See also: Collection Huydecoper van Maarsseveen, governor of Amsterdam
The Scottish general Gregor MacGregor (1786-1845) was involved in the South American independence struggles against the Spanish. Back in Scotland, the highly imaginative MacGregor posed as the Prince ("cacique") of Poyais, a small nation in the vicinity of Honduras. He depicted Poyais as a country richly endowed with gold mines and full of anglophile natives. It would be stupid not to exploit and invest in such a region. MacGregor succeeded in getting a loan of 200,000 pounds from a well-known bank, and he himself issued shares and land concessions. He also wrote a 350-page book on Poyais under the pen name of Thomas Strangeways. He had Poyaisian dollars printed in Edinburgh. Many people exchanged their pounds for the concessions and dollars. In 1822 two vessels with a few hundred emigrants - one banker among them - embarked for the imaginary country. Most died from tropical diseases and hardships in the Central American jungle.
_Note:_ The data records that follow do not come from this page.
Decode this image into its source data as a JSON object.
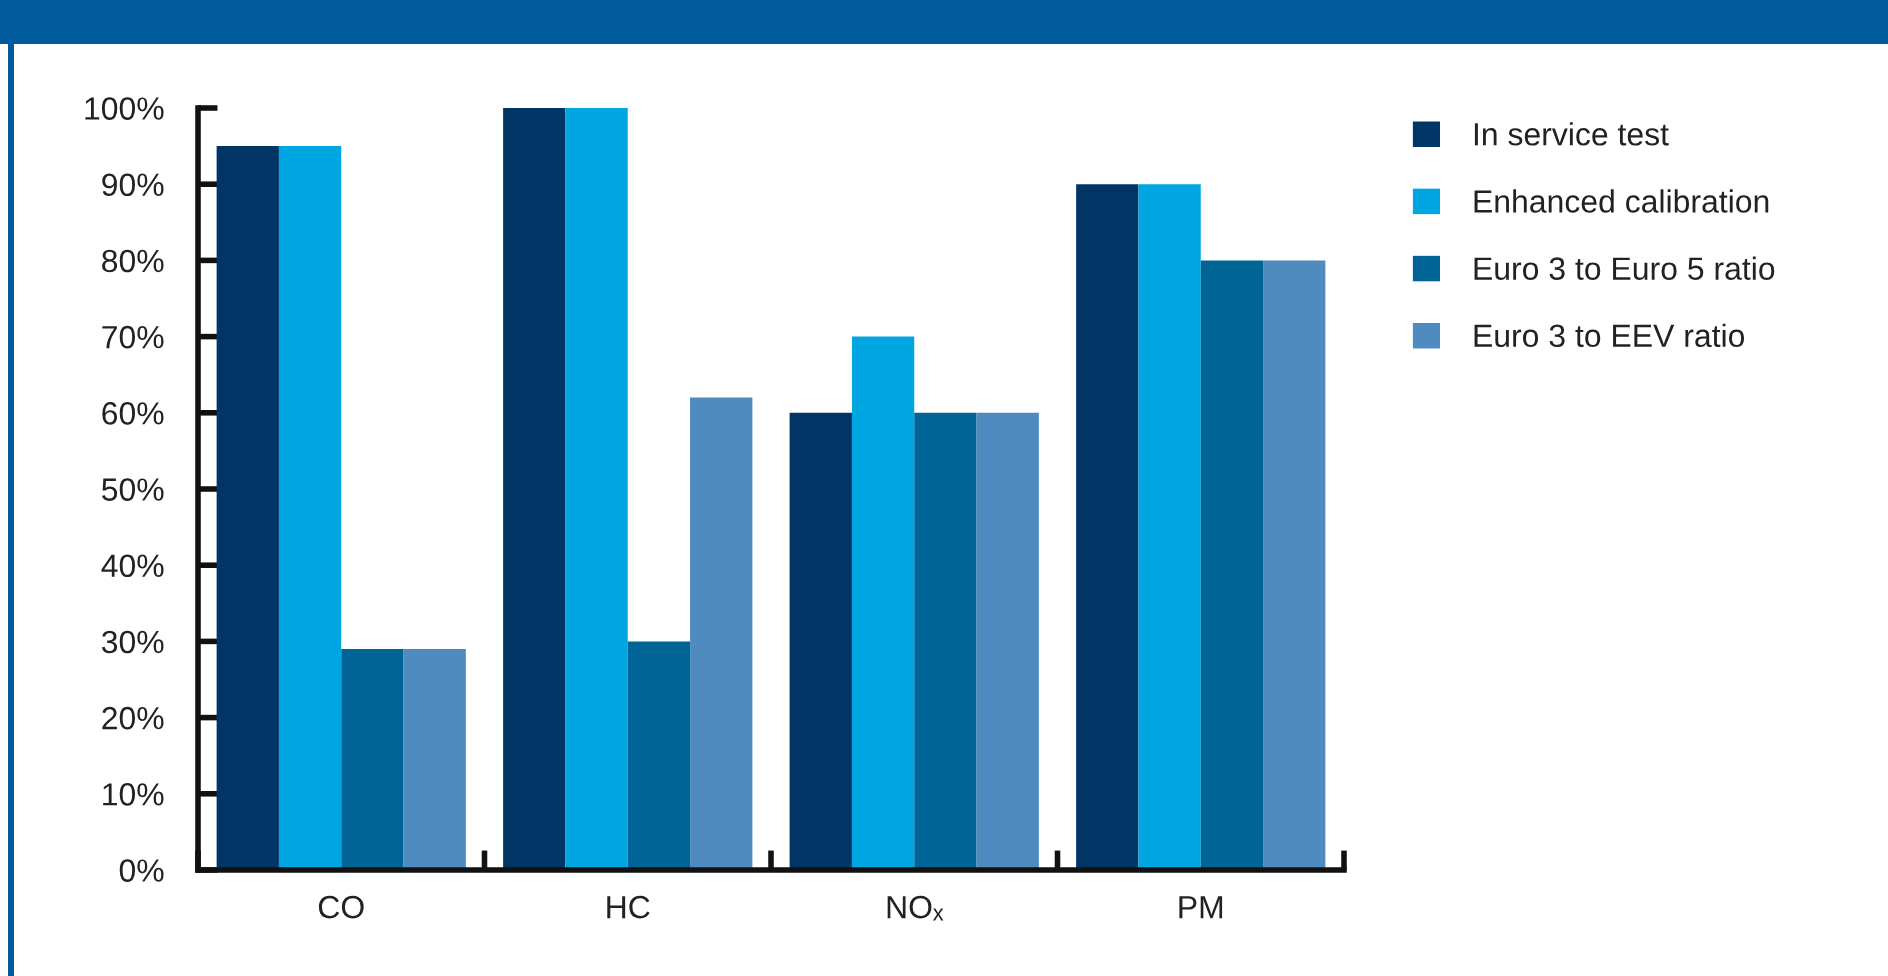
{
  "chart_data": {
    "type": "bar",
    "categories": [
      "CO",
      "HC",
      "NOₓ",
      "PM"
    ],
    "series": [
      {
        "name": "In service test",
        "color": "#003566",
        "values": [
          95,
          100,
          60,
          90
        ]
      },
      {
        "name": "Enhanced calibration",
        "color": "#00a6e2",
        "values": [
          95,
          100,
          70,
          90
        ]
      },
      {
        "name": "Euro 3 to Euro 5 ratio",
        "color": "#006496",
        "values": [
          29,
          30,
          60,
          80
        ]
      },
      {
        "name": "Euro 3 to EEV ratio",
        "color": "#4f8bbf",
        "values": [
          29,
          62,
          60,
          80
        ]
      }
    ],
    "ylim": [
      0,
      100
    ],
    "yticks": [
      {
        "value": 0,
        "label": "0%"
      },
      {
        "value": 10,
        "label": "10%"
      },
      {
        "value": 20,
        "label": "20%"
      },
      {
        "value": 30,
        "label": "30%"
      },
      {
        "value": 40,
        "label": "40%"
      },
      {
        "value": 50,
        "label": "50%"
      },
      {
        "value": 60,
        "label": "60%"
      },
      {
        "value": 70,
        "label": "70%"
      },
      {
        "value": 80,
        "label": "80%"
      },
      {
        "value": 90,
        "label": "90%"
      },
      {
        "value": 100,
        "label": "100%"
      }
    ],
    "legend": "top right"
  }
}
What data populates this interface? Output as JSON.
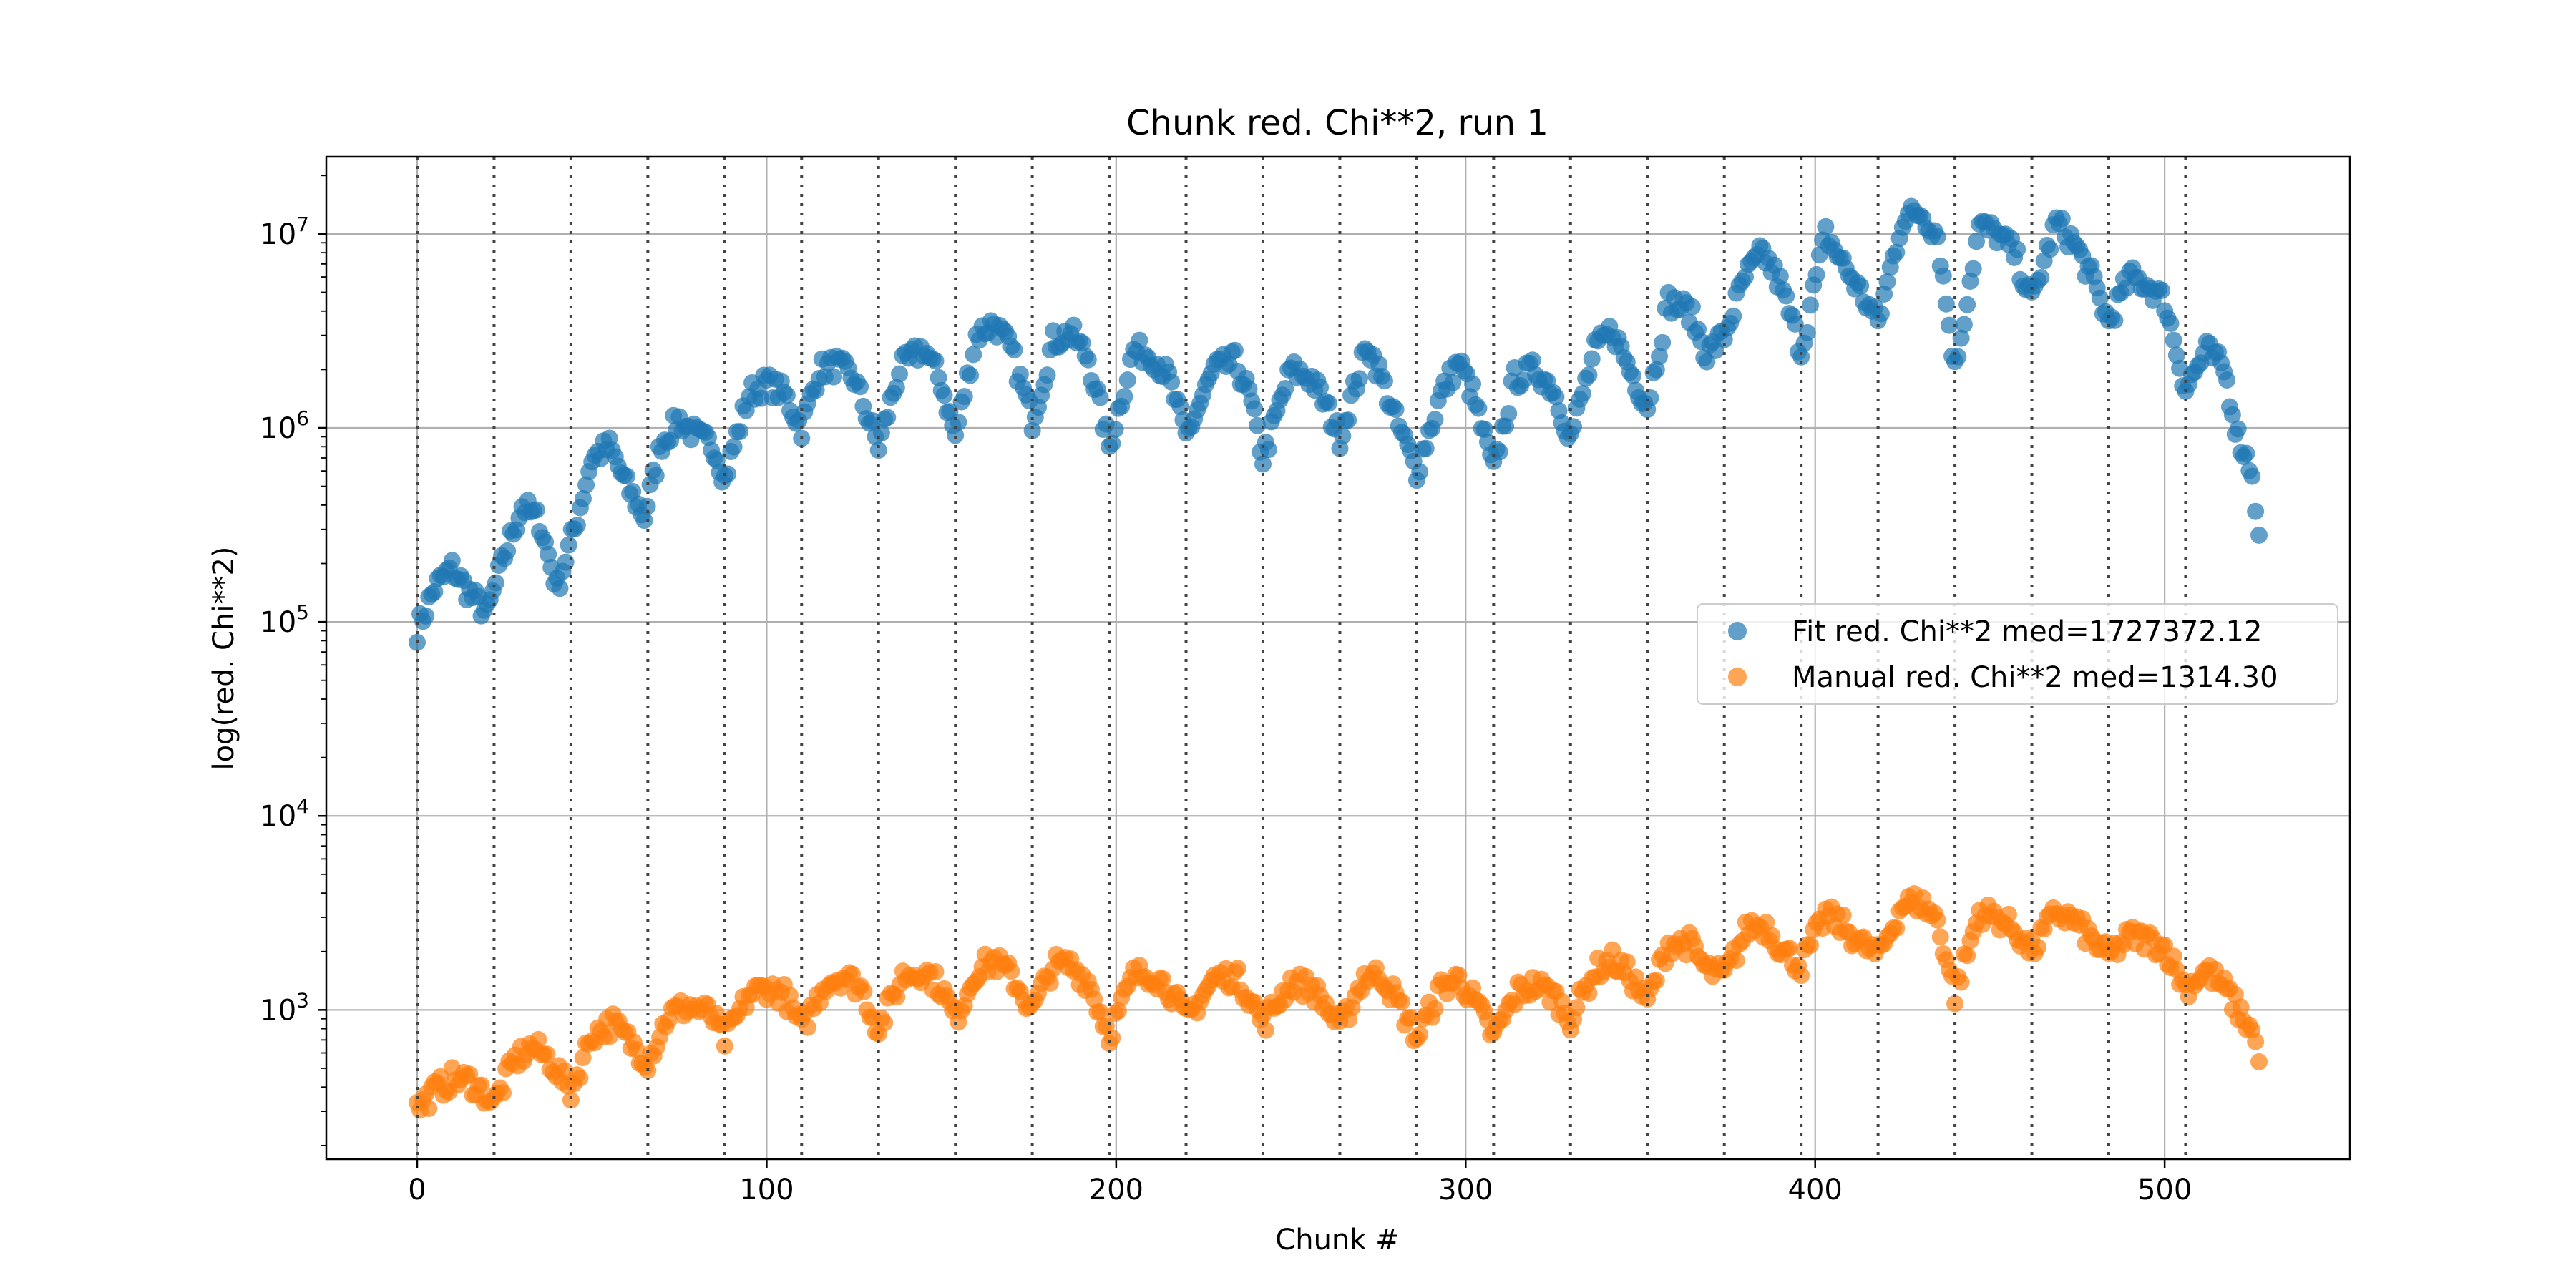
{
  "chart_data": {
    "type": "scatter",
    "title": "Chunk red. Chi**2, run 1",
    "xlabel": "Chunk #",
    "ylabel": "log(red. Chi**2)",
    "yscale": "log",
    "xlim": [
      -26,
      553
    ],
    "ylim": [
      170,
      25000000
    ],
    "xticks": [
      0,
      100,
      200,
      300,
      400,
      500
    ],
    "xtick_labels": [
      "0",
      "100",
      "200",
      "300",
      "400",
      "500"
    ],
    "yticks": [
      1000,
      10000,
      100000,
      1000000,
      10000000
    ],
    "ytick_labels": [
      {
        "base": "10",
        "exp": "3"
      },
      {
        "base": "10",
        "exp": "4"
      },
      {
        "base": "10",
        "exp": "5"
      },
      {
        "base": "10",
        "exp": "6"
      },
      {
        "base": "10",
        "exp": "7"
      }
    ],
    "grid": true,
    "legend_position": "center-right",
    "vlines": [
      0,
      22,
      44,
      66,
      88,
      110,
      132,
      154,
      176,
      198,
      220,
      242,
      264,
      286,
      308,
      330,
      352,
      374,
      396,
      418,
      440,
      462,
      484,
      506
    ],
    "series": [
      {
        "name": "Fit red. Chi**2 med=1727372.12",
        "color": "#1f77b4",
        "knots": [
          [
            0,
            90000
          ],
          [
            5,
            150000
          ],
          [
            10,
            190000
          ],
          [
            15,
            140000
          ],
          [
            20,
            110000
          ],
          [
            25,
            220000
          ],
          [
            30,
            400000
          ],
          [
            35,
            330000
          ],
          [
            40,
            150000
          ],
          [
            45,
            300000
          ],
          [
            50,
            700000
          ],
          [
            55,
            800000
          ],
          [
            60,
            500000
          ],
          [
            65,
            350000
          ],
          [
            70,
            850000
          ],
          [
            75,
            1100000
          ],
          [
            80,
            900000
          ],
          [
            85,
            800000
          ],
          [
            88,
            550000
          ],
          [
            95,
            1500000
          ],
          [
            100,
            1700000
          ],
          [
            105,
            1500000
          ],
          [
            110,
            1000000
          ],
          [
            115,
            2000000
          ],
          [
            120,
            2100000
          ],
          [
            125,
            1800000
          ],
          [
            132,
            800000
          ],
          [
            138,
            2000000
          ],
          [
            145,
            2600000
          ],
          [
            150,
            1700000
          ],
          [
            154,
            900000
          ],
          [
            160,
            3000000
          ],
          [
            165,
            3500000
          ],
          [
            170,
            2500000
          ],
          [
            176,
            1100000
          ],
          [
            182,
            2800000
          ],
          [
            187,
            3100000
          ],
          [
            192,
            2300000
          ],
          [
            198,
            800000
          ],
          [
            205,
            2500000
          ],
          [
            210,
            2400000
          ],
          [
            215,
            1800000
          ],
          [
            220,
            900000
          ],
          [
            228,
            2000000
          ],
          [
            234,
            2200000
          ],
          [
            238,
            1500000
          ],
          [
            242,
            700000
          ],
          [
            250,
            2000000
          ],
          [
            256,
            1800000
          ],
          [
            260,
            1300000
          ],
          [
            264,
            900000
          ],
          [
            272,
            2700000
          ],
          [
            276,
            1800000
          ],
          [
            280,
            1100000
          ],
          [
            286,
            600000
          ],
          [
            293,
            1500000
          ],
          [
            298,
            2200000
          ],
          [
            302,
            1500000
          ],
          [
            308,
            600000
          ],
          [
            314,
            1800000
          ],
          [
            320,
            2000000
          ],
          [
            325,
            1600000
          ],
          [
            330,
            900000
          ],
          [
            337,
            2500000
          ],
          [
            342,
            3200000
          ],
          [
            347,
            2000000
          ],
          [
            352,
            1300000
          ],
          [
            358,
            4500000
          ],
          [
            364,
            4000000
          ],
          [
            369,
            2400000
          ],
          [
            374,
            3000000
          ],
          [
            380,
            6000000
          ],
          [
            385,
            8000000
          ],
          [
            390,
            5500000
          ],
          [
            396,
            2500000
          ],
          [
            403,
            10000000
          ],
          [
            408,
            7000000
          ],
          [
            413,
            5000000
          ],
          [
            418,
            3500000
          ],
          [
            425,
            12000000
          ],
          [
            430,
            13000000
          ],
          [
            435,
            10000000
          ],
          [
            440,
            2000000
          ],
          [
            447,
            11000000
          ],
          [
            452,
            10000000
          ],
          [
            457,
            8000000
          ],
          [
            462,
            4500000
          ],
          [
            469,
            11500000
          ],
          [
            474,
            9000000
          ],
          [
            479,
            6000000
          ],
          [
            484,
            3500000
          ],
          [
            490,
            6000000
          ],
          [
            495,
            5500000
          ],
          [
            500,
            4500000
          ],
          [
            506,
            1600000
          ],
          [
            512,
            2500000
          ],
          [
            517,
            2000000
          ],
          [
            521,
            900000
          ],
          [
            525,
            600000
          ],
          [
            527,
            280000
          ]
        ]
      },
      {
        "name": "Manual red. Chi**2 med=1314.30",
        "color": "#ff7f0e",
        "knots": [
          [
            0,
            310
          ],
          [
            5,
            380
          ],
          [
            10,
            440
          ],
          [
            15,
            430
          ],
          [
            20,
            360
          ],
          [
            22,
            330
          ],
          [
            28,
            550
          ],
          [
            33,
            650
          ],
          [
            38,
            550
          ],
          [
            44,
            380
          ],
          [
            50,
            750
          ],
          [
            56,
            850
          ],
          [
            62,
            650
          ],
          [
            66,
            550
          ],
          [
            72,
            950
          ],
          [
            78,
            1050
          ],
          [
            84,
            950
          ],
          [
            88,
            700
          ],
          [
            95,
            1200
          ],
          [
            100,
            1300
          ],
          [
            105,
            1200
          ],
          [
            110,
            800
          ],
          [
            117,
            1400
          ],
          [
            122,
            1500
          ],
          [
            127,
            1300
          ],
          [
            132,
            800
          ],
          [
            139,
            1500
          ],
          [
            145,
            1600
          ],
          [
            150,
            1300
          ],
          [
            154,
            900
          ],
          [
            160,
            1600
          ],
          [
            165,
            1800
          ],
          [
            170,
            1500
          ],
          [
            176,
            1000
          ],
          [
            182,
            1700
          ],
          [
            187,
            1700
          ],
          [
            192,
            1400
          ],
          [
            198,
            750
          ],
          [
            205,
            1500
          ],
          [
            210,
            1550
          ],
          [
            215,
            1300
          ],
          [
            220,
            900
          ],
          [
            228,
            1450
          ],
          [
            234,
            1500
          ],
          [
            238,
            1200
          ],
          [
            242,
            850
          ],
          [
            250,
            1400
          ],
          [
            256,
            1300
          ],
          [
            260,
            1050
          ],
          [
            264,
            800
          ],
          [
            271,
            1500
          ],
          [
            276,
            1500
          ],
          [
            280,
            1150
          ],
          [
            286,
            720
          ],
          [
            293,
            1300
          ],
          [
            298,
            1450
          ],
          [
            302,
            1150
          ],
          [
            308,
            730
          ],
          [
            315,
            1250
          ],
          [
            320,
            1350
          ],
          [
            325,
            1200
          ],
          [
            330,
            900
          ],
          [
            337,
            1600
          ],
          [
            342,
            1800
          ],
          [
            347,
            1500
          ],
          [
            352,
            1100
          ],
          [
            358,
            2200
          ],
          [
            364,
            2200
          ],
          [
            369,
            1600
          ],
          [
            374,
            1500
          ],
          [
            381,
            2700
          ],
          [
            386,
            2700
          ],
          [
            391,
            2000
          ],
          [
            396,
            1700
          ],
          [
            403,
            3100
          ],
          [
            408,
            2700
          ],
          [
            413,
            2200
          ],
          [
            418,
            1900
          ],
          [
            425,
            3500
          ],
          [
            430,
            3600
          ],
          [
            435,
            2900
          ],
          [
            440,
            1200
          ],
          [
            447,
            3200
          ],
          [
            452,
            3000
          ],
          [
            457,
            2600
          ],
          [
            462,
            2000
          ],
          [
            469,
            3200
          ],
          [
            474,
            2900
          ],
          [
            479,
            2300
          ],
          [
            484,
            1900
          ],
          [
            490,
            2400
          ],
          [
            495,
            2300
          ],
          [
            500,
            2100
          ],
          [
            506,
            1300
          ],
          [
            512,
            1600
          ],
          [
            517,
            1300
          ],
          [
            521,
            1000
          ],
          [
            525,
            780
          ],
          [
            527,
            540
          ]
        ]
      }
    ]
  }
}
As communication was poor then, the impostor was not exposed until 1837. General MacGregor died as a pensioner in Venezuela.
See also: Collection MacGregor
1929-1933: Great Depression
Overproduction in the American agriculture and industry was at the basis of the Great Depression. On Thursday, October 24, 1929, Wall Street crashed. The banks were besieged by people wanting their money. The American crisis infected European countries, which American funding would have enabled to regain their equilibrium following the end of World War I. Nazi Germany solved the economic crisis with projects giving employment opportunities and by promising Lebensraum across the eastern border. The Soviet Union industrialized at a dazzling pace and at the expense of immense suffering by its inhabitants.
See also: Data files on historical prices and wages
See also: Collection of commercial papers 1900-1940
See also: Collection re investments
1973: Oil crisis
The crisis started with an explosive increase in oil prices by the important Arabian oil producing countries. In addition, oil supplies were slightly reduced to give the impression there was a shortage of oil. The OPEC countries made price agreements. Saddam Hussein was a pioneer of this policy. On October 17, 1973, the Arabian countries announced a boycott against the western countries that had supported Israel during the Yom Kippur war, including the United States. Energy prices rose dramatically. Inflation, government budget deficits, shrinking economies, unemployment, and severely reduced share prices were reminiscent of the 1929 crash. Western countries took various initiatives to diminish their dependence on the Arabian oil-producing nations.
See also: International Federation of Chemical, Energy and General Workers' Unions Archives (ICEF)
See also: CIDR collection
2007-2009: Financial Crisis
Because of this financial crisis, Marx is once again in vogue. According to Karl Dietz Publishers, sales of Das Kapital doubled in a few months during 2008. Explanations for the crisis can be found by reading Marx and other classical economists closely. Obama's program for recovery was inspired by the Keynesian theory that government must stimulate consumer demand during a recession. Adam Smith and David Ricardo are represented by free market adherents in the debate on protectionism. Rereading classics is said to lead to modern insights. Apart from all relevant publications, the IISH has the archives of three important theorists: Marx, Ernest Mandel and André Gunder Frank.